In der Mega-Stadt Neu Delhi mit mehr als 20 Millionen Einwohnern wird die Luft zum Atmen knapp. Die Augen brennen, der Hals kratzt, Kopfschmerzen und Hustenreiz kommen auf.
Eigentlich könnte es hier ganz schön sein. Doch der Smog, der Dunst, der Gestank nach faulen Eiern und der nicht enden wollende, dichte Verkehr machen diese Stadt ziemlich abweisend. Selbst in den Gebäuden, in Hotels und Schulen steht die Luft.

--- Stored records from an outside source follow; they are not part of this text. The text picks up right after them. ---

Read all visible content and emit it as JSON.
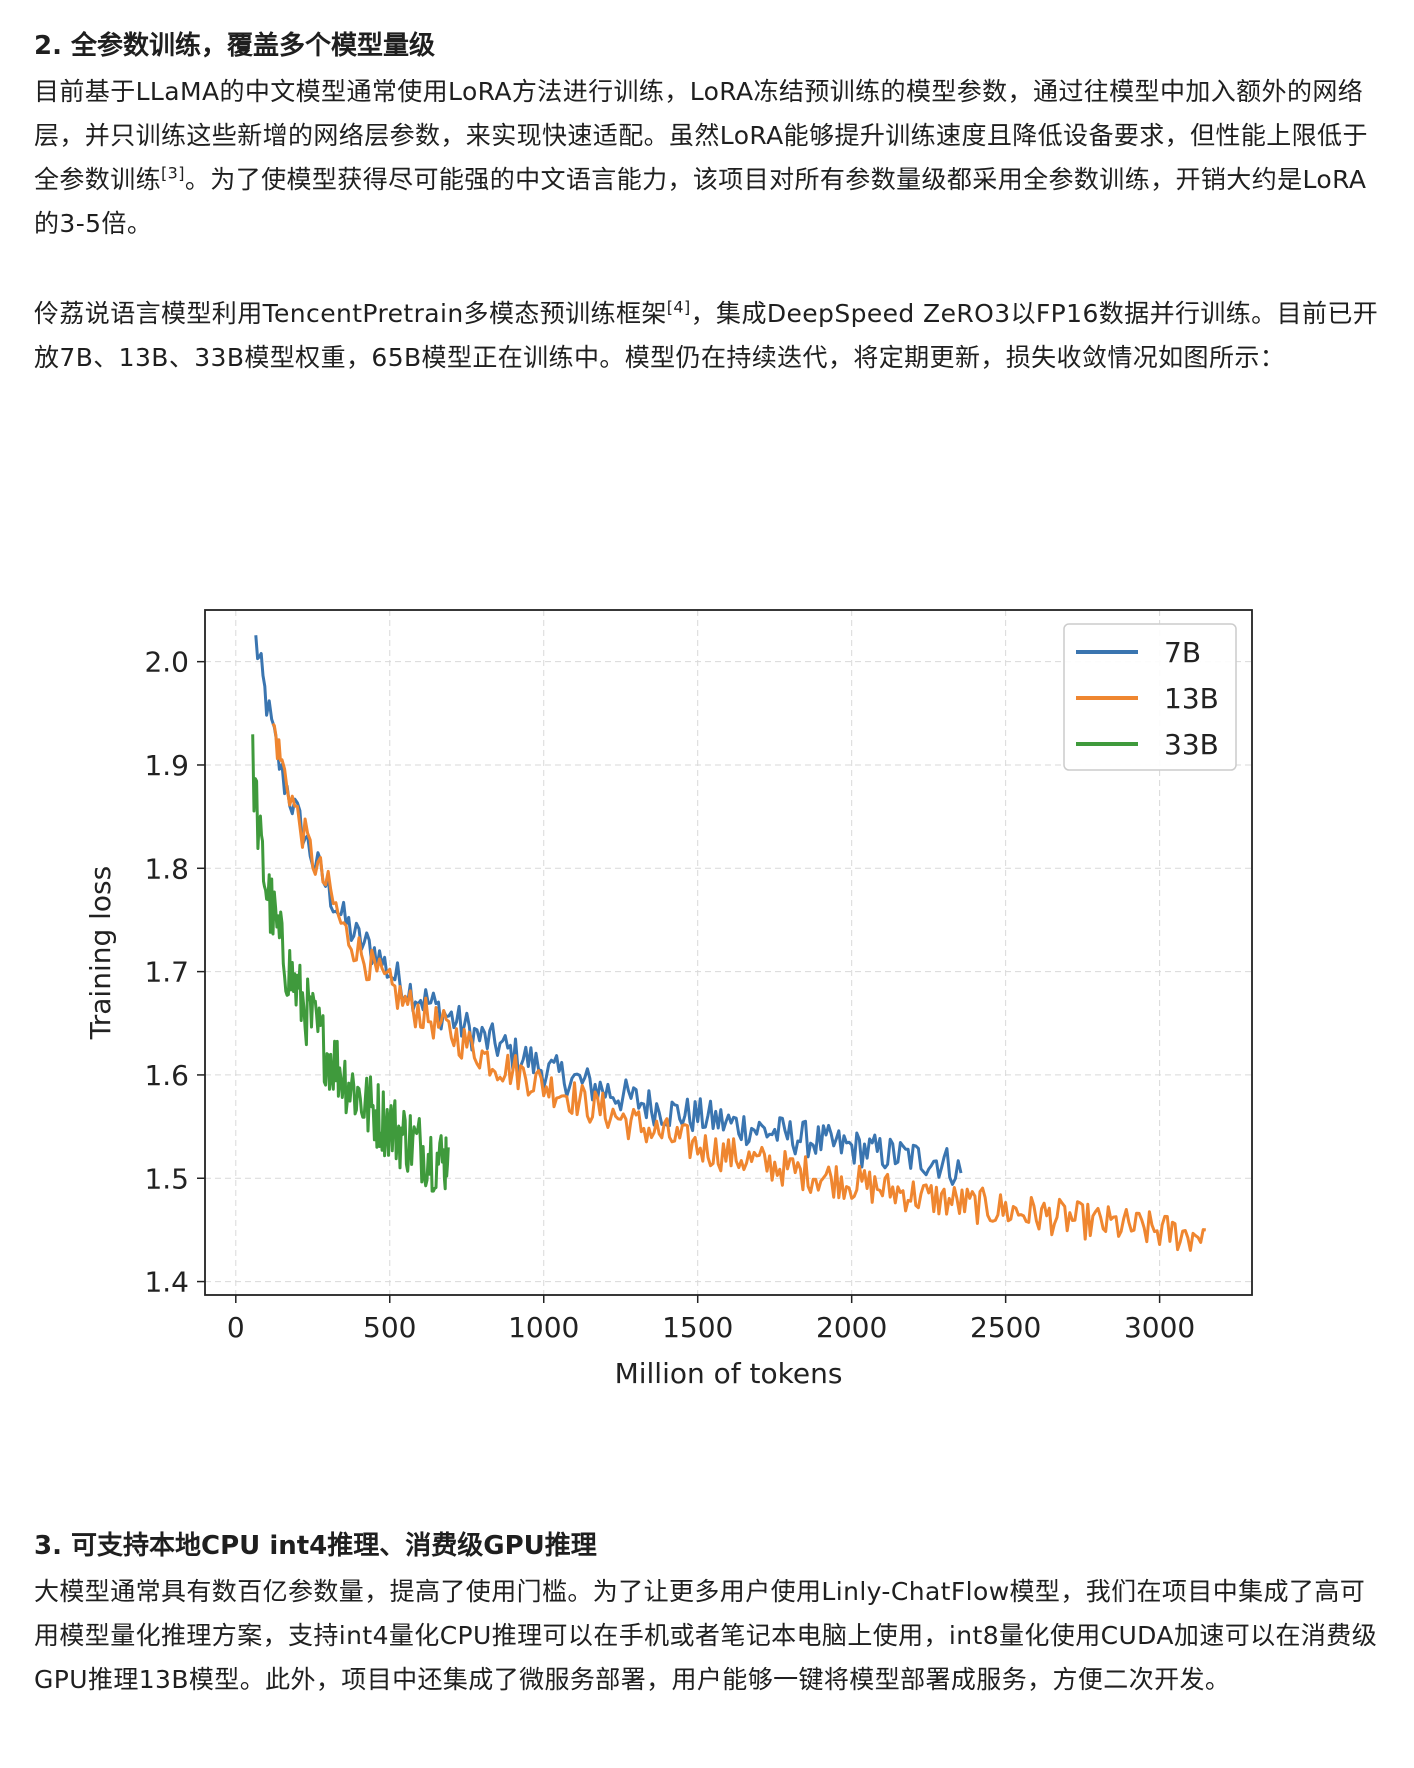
{
  "section2": {
    "heading": "2. 全参数训练，覆盖多个模型量级",
    "para1_text": "目前基于LLaMA的中文模型通常使用LoRA方法进行训练，LoRA冻结预训练的模型参数，通过往模型中加入额外的网络层，并只训练这些新增的网络层参数，来实现快速适配。虽然LoRA能够提升训练速度且降低设备要求，但性能上限低于全参数训练",
    "para1_ref": "[3]",
    "para1_tail": "。为了使模型获得尽可能强的中文语言能力，该项目对所有参数量级都采用全参数训练，开销大约是LoRA的3-5倍。",
    "para2_text": "伶荔说语言模型利用TencentPretrain多模态预训练框架",
    "para2_ref": "[4]",
    "para2_tail": "，集成DeepSpeed ZeRO3以FP16数据并行训练。目前已开放7B、13B、33B模型权重，65B模型正在训练中。模型仍在持续迭代，将定期更新，损失收敛情况如图所示："
  },
  "section3": {
    "heading": "3. 可支持本地CPU int4推理、消费级GPU推理",
    "para_text": "大模型通常具有数百亿参数量，提高了使用门槛。为了让更多用户使用Linly-ChatFlow模型，我们在项目中集成了高可用模型量化推理方案，支持int4量化CPU推理可以在手机或者笔记本电脑上使用，int8量化使用CUDA加速可以在消费级GPU推理13B模型。此外，项目中还集成了微服务部署，用户能够一键将模型部署成服务，方便二次开发。"
  },
  "chart_data": {
    "type": "line",
    "title": "",
    "xlabel": "Million of tokens",
    "ylabel": "Training loss",
    "xlim": [
      -100,
      3300
    ],
    "ylim": [
      1.387,
      2.05
    ],
    "xticks": [
      0,
      500,
      1000,
      1500,
      2000,
      2500,
      3000
    ],
    "yticks": [
      1.4,
      1.5,
      1.6,
      1.7,
      1.8,
      1.9,
      2.0
    ],
    "ytick_labels": [
      "1.4",
      "1.5",
      "1.6",
      "1.7",
      "1.8",
      "1.9",
      "2.0"
    ],
    "grid": true,
    "legend_position": "top-right",
    "series": [
      {
        "name": "7B",
        "color": "#3a75b0",
        "x": [
          65,
          100,
          150,
          200,
          250,
          300,
          350,
          400,
          450,
          500,
          550,
          600,
          650,
          700,
          750,
          800,
          850,
          900,
          950,
          1000,
          1050,
          1100,
          1150,
          1200,
          1250,
          1300,
          1350,
          1400,
          1450,
          1500,
          1550,
          1600,
          1650,
          1700,
          1750,
          1800,
          1850,
          1900,
          1950,
          2000,
          2050,
          2100,
          2150,
          2200,
          2250,
          2300,
          2355
        ],
        "y": [
          2.02,
          1.96,
          1.89,
          1.85,
          1.81,
          1.78,
          1.75,
          1.73,
          1.72,
          1.7,
          1.685,
          1.675,
          1.665,
          1.655,
          1.645,
          1.635,
          1.63,
          1.62,
          1.615,
          1.605,
          1.6,
          1.595,
          1.59,
          1.585,
          1.58,
          1.575,
          1.57,
          1.565,
          1.562,
          1.56,
          1.557,
          1.553,
          1.55,
          1.547,
          1.544,
          1.541,
          1.538,
          1.535,
          1.532,
          1.53,
          1.527,
          1.524,
          1.522,
          1.52,
          1.518,
          1.516,
          1.505
        ]
      },
      {
        "name": "13B",
        "color": "#ef8630",
        "x": [
          120,
          150,
          200,
          250,
          300,
          350,
          400,
          450,
          500,
          550,
          600,
          650,
          700,
          750,
          800,
          850,
          900,
          950,
          1000,
          1050,
          1100,
          1150,
          1200,
          1250,
          1300,
          1350,
          1400,
          1450,
          1500,
          1550,
          1600,
          1650,
          1700,
          1750,
          1800,
          1850,
          1900,
          1950,
          2000,
          2050,
          2100,
          2150,
          2200,
          2250,
          2300,
          2350,
          2400,
          2450,
          2500,
          2550,
          2600,
          2650,
          2700,
          2750,
          2800,
          2850,
          2900,
          2950,
          3000,
          3050,
          3100,
          3150
        ],
        "y": [
          1.94,
          1.9,
          1.85,
          1.81,
          1.78,
          1.74,
          1.72,
          1.7,
          1.685,
          1.67,
          1.66,
          1.65,
          1.64,
          1.63,
          1.62,
          1.61,
          1.605,
          1.598,
          1.59,
          1.585,
          1.578,
          1.57,
          1.565,
          1.558,
          1.552,
          1.546,
          1.541,
          1.536,
          1.531,
          1.527,
          1.523,
          1.519,
          1.515,
          1.512,
          1.508,
          1.505,
          1.502,
          1.499,
          1.496,
          1.493,
          1.49,
          1.487,
          1.484,
          1.481,
          1.479,
          1.476,
          1.474,
          1.471,
          1.469,
          1.467,
          1.465,
          1.463,
          1.461,
          1.459,
          1.457,
          1.455,
          1.453,
          1.451,
          1.449,
          1.447,
          1.445,
          1.45
        ]
      },
      {
        "name": "33B",
        "color": "#3f9a3c",
        "x": [
          55,
          80,
          100,
          125,
          150,
          175,
          200,
          225,
          250,
          275,
          300,
          325,
          350,
          375,
          400,
          425,
          450,
          475,
          500,
          525,
          550,
          575,
          600,
          625,
          650,
          675,
          690
        ],
        "y": [
          1.9,
          1.82,
          1.78,
          1.75,
          1.72,
          1.7,
          1.68,
          1.665,
          1.65,
          1.635,
          1.62,
          1.61,
          1.6,
          1.59,
          1.58,
          1.57,
          1.565,
          1.558,
          1.552,
          1.545,
          1.54,
          1.535,
          1.53,
          1.525,
          1.52,
          1.515,
          1.53
        ]
      }
    ]
  }
}
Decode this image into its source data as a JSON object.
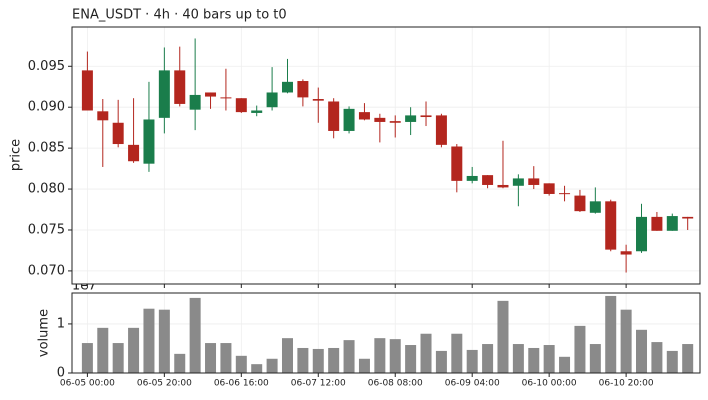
{
  "chart_data": [
    {
      "type": "candlestick",
      "title": "ENA_USDT  ·  4h  ·  40 bars up to t0",
      "ylabel": "price",
      "open": [
        0.0945,
        0.0895,
        0.0881,
        0.0854,
        0.0831,
        0.0887,
        0.0945,
        0.0897,
        0.0918,
        0.0912,
        0.0911,
        0.0893,
        0.09,
        0.0918,
        0.0932,
        0.091,
        0.0907,
        0.0871,
        0.0894,
        0.0887,
        0.0883,
        0.0882,
        0.089,
        0.089,
        0.0852,
        0.081,
        0.0817,
        0.0805,
        0.0804,
        0.0813,
        0.0807,
        0.0795,
        0.0792,
        0.0771,
        0.0785,
        0.0724,
        0.0724,
        0.0766,
        0.0749,
        0.0766
      ],
      "high": [
        0.0968,
        0.091,
        0.0909,
        0.0911,
        0.0931,
        0.0973,
        0.0974,
        0.0984,
        0.0918,
        0.0947,
        0.0911,
        0.0902,
        0.0949,
        0.0959,
        0.0934,
        0.0924,
        0.0911,
        0.0901,
        0.0905,
        0.0892,
        0.089,
        0.09,
        0.0907,
        0.0892,
        0.0855,
        0.0827,
        0.0817,
        0.0859,
        0.0818,
        0.0828,
        0.0807,
        0.0804,
        0.0799,
        0.0802,
        0.0787,
        0.0732,
        0.0782,
        0.0772,
        0.077,
        0.0766
      ],
      "low": [
        0.0896,
        0.0827,
        0.0851,
        0.0832,
        0.0821,
        0.0868,
        0.0901,
        0.0872,
        0.0898,
        0.0896,
        0.0893,
        0.0889,
        0.0896,
        0.0917,
        0.0901,
        0.0881,
        0.0862,
        0.0868,
        0.0884,
        0.0857,
        0.0863,
        0.0866,
        0.0877,
        0.0851,
        0.0796,
        0.0807,
        0.0801,
        0.0801,
        0.0779,
        0.08,
        0.0792,
        0.0785,
        0.0772,
        0.077,
        0.0724,
        0.0698,
        0.0722,
        0.0749,
        0.0749,
        0.075
      ],
      "close": [
        0.0896,
        0.0884,
        0.0855,
        0.0834,
        0.0885,
        0.0945,
        0.0904,
        0.0915,
        0.0913,
        0.0911,
        0.0894,
        0.0896,
        0.0918,
        0.0931,
        0.0912,
        0.0908,
        0.0871,
        0.0898,
        0.0885,
        0.0882,
        0.0881,
        0.089,
        0.0888,
        0.0854,
        0.081,
        0.0816,
        0.0805,
        0.0802,
        0.0813,
        0.0805,
        0.0794,
        0.0794,
        0.0773,
        0.0785,
        0.0726,
        0.072,
        0.0766,
        0.0749,
        0.0767,
        0.0764
      ],
      "up_color": "#1a7d4b",
      "down_color": "#b3261e",
      "ylim": [
        0.0684,
        0.0998
      ],
      "yticks": [
        {
          "value": 0.07,
          "label": "0.070"
        },
        0.075,
        {
          "value": 0.08,
          "label": "0.080"
        },
        0.085,
        {
          "value": 0.09,
          "label": "0.090"
        },
        0.095
      ],
      "grid": true
    },
    {
      "type": "bar",
      "ylabel": "volume",
      "offset_label": "1e7",
      "categories": [
        "06-05 00:00",
        null,
        null,
        null,
        null,
        "06-05 20:00",
        null,
        null,
        null,
        null,
        "06-06 16:00",
        null,
        null,
        null,
        null,
        "06-07 12:00",
        null,
        null,
        null,
        null,
        "06-08 08:00",
        null,
        null,
        null,
        null,
        "06-09 04:00",
        null,
        null,
        null,
        null,
        "06-10 00:00",
        null,
        null,
        null,
        null,
        "06-10 20:00",
        null,
        null,
        null,
        null
      ],
      "values": [
        6100000,
        9200000,
        6100000,
        9200000,
        13100000,
        12900000,
        3900000,
        15300000,
        6100000,
        6100000,
        3500000,
        1800000,
        2900000,
        7100000,
        5100000,
        4900000,
        5100000,
        6700000,
        2900000,
        7100000,
        6900000,
        5700000,
        8000000,
        4500000,
        8000000,
        4700000,
        5900000,
        14700000,
        5900000,
        5100000,
        5700000,
        3300000,
        9600000,
        5900000,
        15700000,
        12900000,
        8800000,
        6300000,
        4500000,
        5900000
      ],
      "color": "#8a8a8a",
      "ylim": [
        0,
        16300000
      ],
      "yticks": [
        0,
        {
          "value": 10000000,
          "label": "1"
        }
      ],
      "grid": true
    }
  ]
}
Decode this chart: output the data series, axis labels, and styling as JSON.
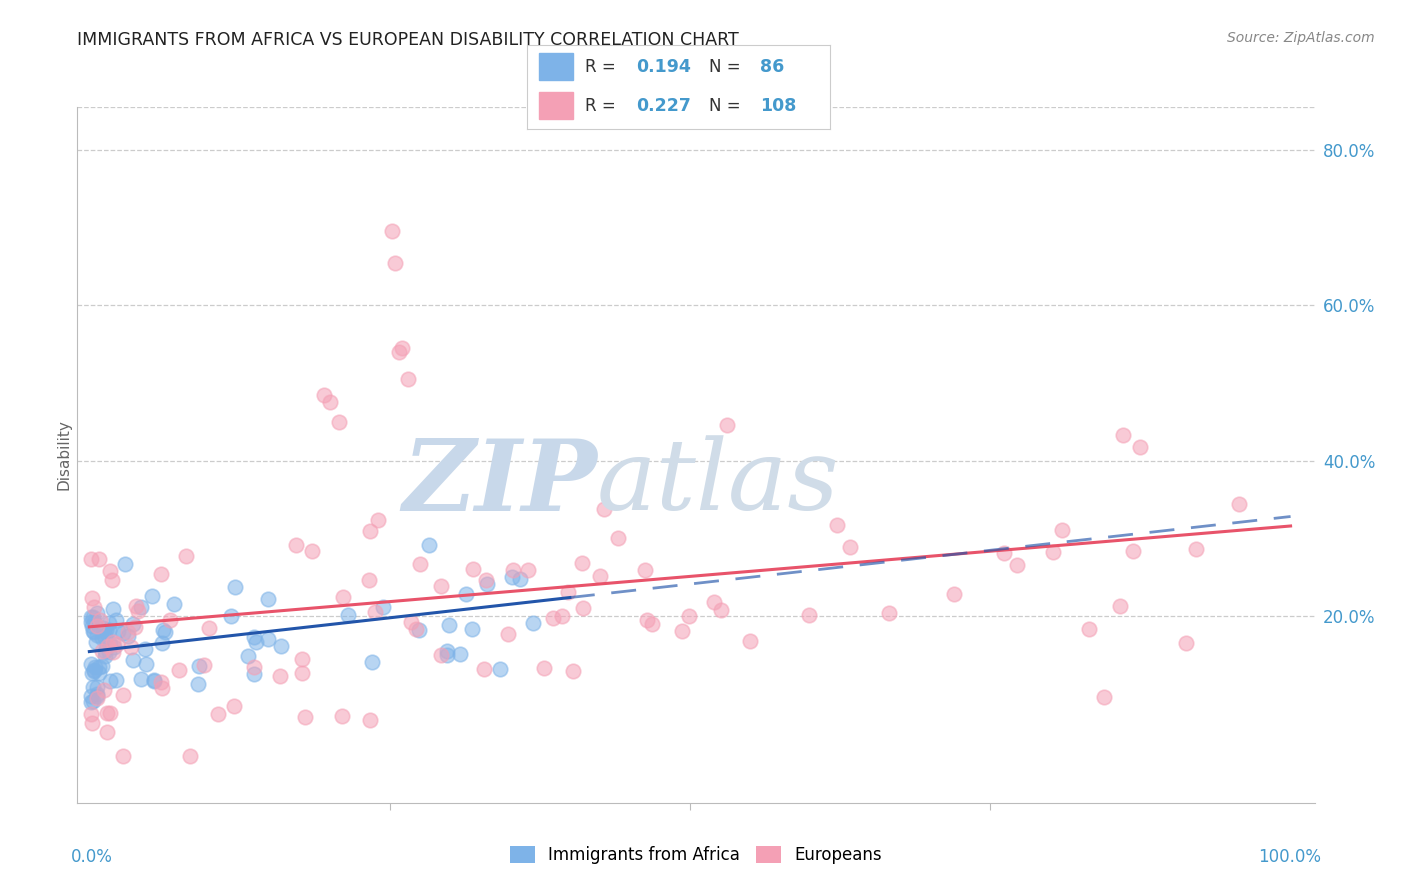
{
  "title": "IMMIGRANTS FROM AFRICA VS EUROPEAN DISABILITY CORRELATION CHART",
  "source": "Source: ZipAtlas.com",
  "ylabel": "Disability",
  "yticks": [
    "80.0%",
    "60.0%",
    "40.0%",
    "20.0%"
  ],
  "ytick_vals": [
    0.8,
    0.6,
    0.4,
    0.2
  ],
  "color_blue": "#7EB3E8",
  "color_pink": "#F4A0B5",
  "color_trend_blue": "#2255AA",
  "color_trend_pink": "#E8536A",
  "axis_label_color": "#4499CC",
  "title_color": "#222222",
  "watermark_zi_color": "#C8D8EA",
  "watermark_atlas_color": "#D0DCE8"
}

Am Dienstag wurde der Gesundheitsnotstand in Neu Delhi ausgerufen. Ein Wert von höchstens 50 ist laut Weltgesundheitsorganisation (WHO) noch unbedenklich. Hier haben die Messstationen bei 999 Mikrogramm aufgehört zu messen. Mehr gibt die Skala nicht her.
Die 20-jährige Studentin Gidisha ist mit ihrem Freund auf einem Bazar unterwegs. Ob diese starke Luftverschmutzung sie nicht traurig macht?
"Ganz ehrlich?", fragt sie. "Im Ausland sind die Menschen schon besorgt, wenn die Werte 80 oder 100 Mikrogramm überschreiten. Hier haben wir uns schon daran gewöhnt. Wir haben hier ständig 300 bis 400 Mikrogramm. Das ist für uns ganz normal."
Zehn Millionen Autos fahren in der Stadt Neu Delhi. Hinzu kommen die Fahrzeuge aus den umliegenden Bezirken. Der öffentliche Nahverkehr wird kaum genutzt. Busse sind nahezu leer. Eine Metro gibt es zwar – doch das Netz ist mehr als unvollständig.
Inder seien es eben gewohnt, mit dem Auto zu fahren, meint Taxifahrer Rameish. Seit 31 Jahren navigiert er durch den chaotischen Verkehr. Ein Europäer hier am Steuer hat keine Chance.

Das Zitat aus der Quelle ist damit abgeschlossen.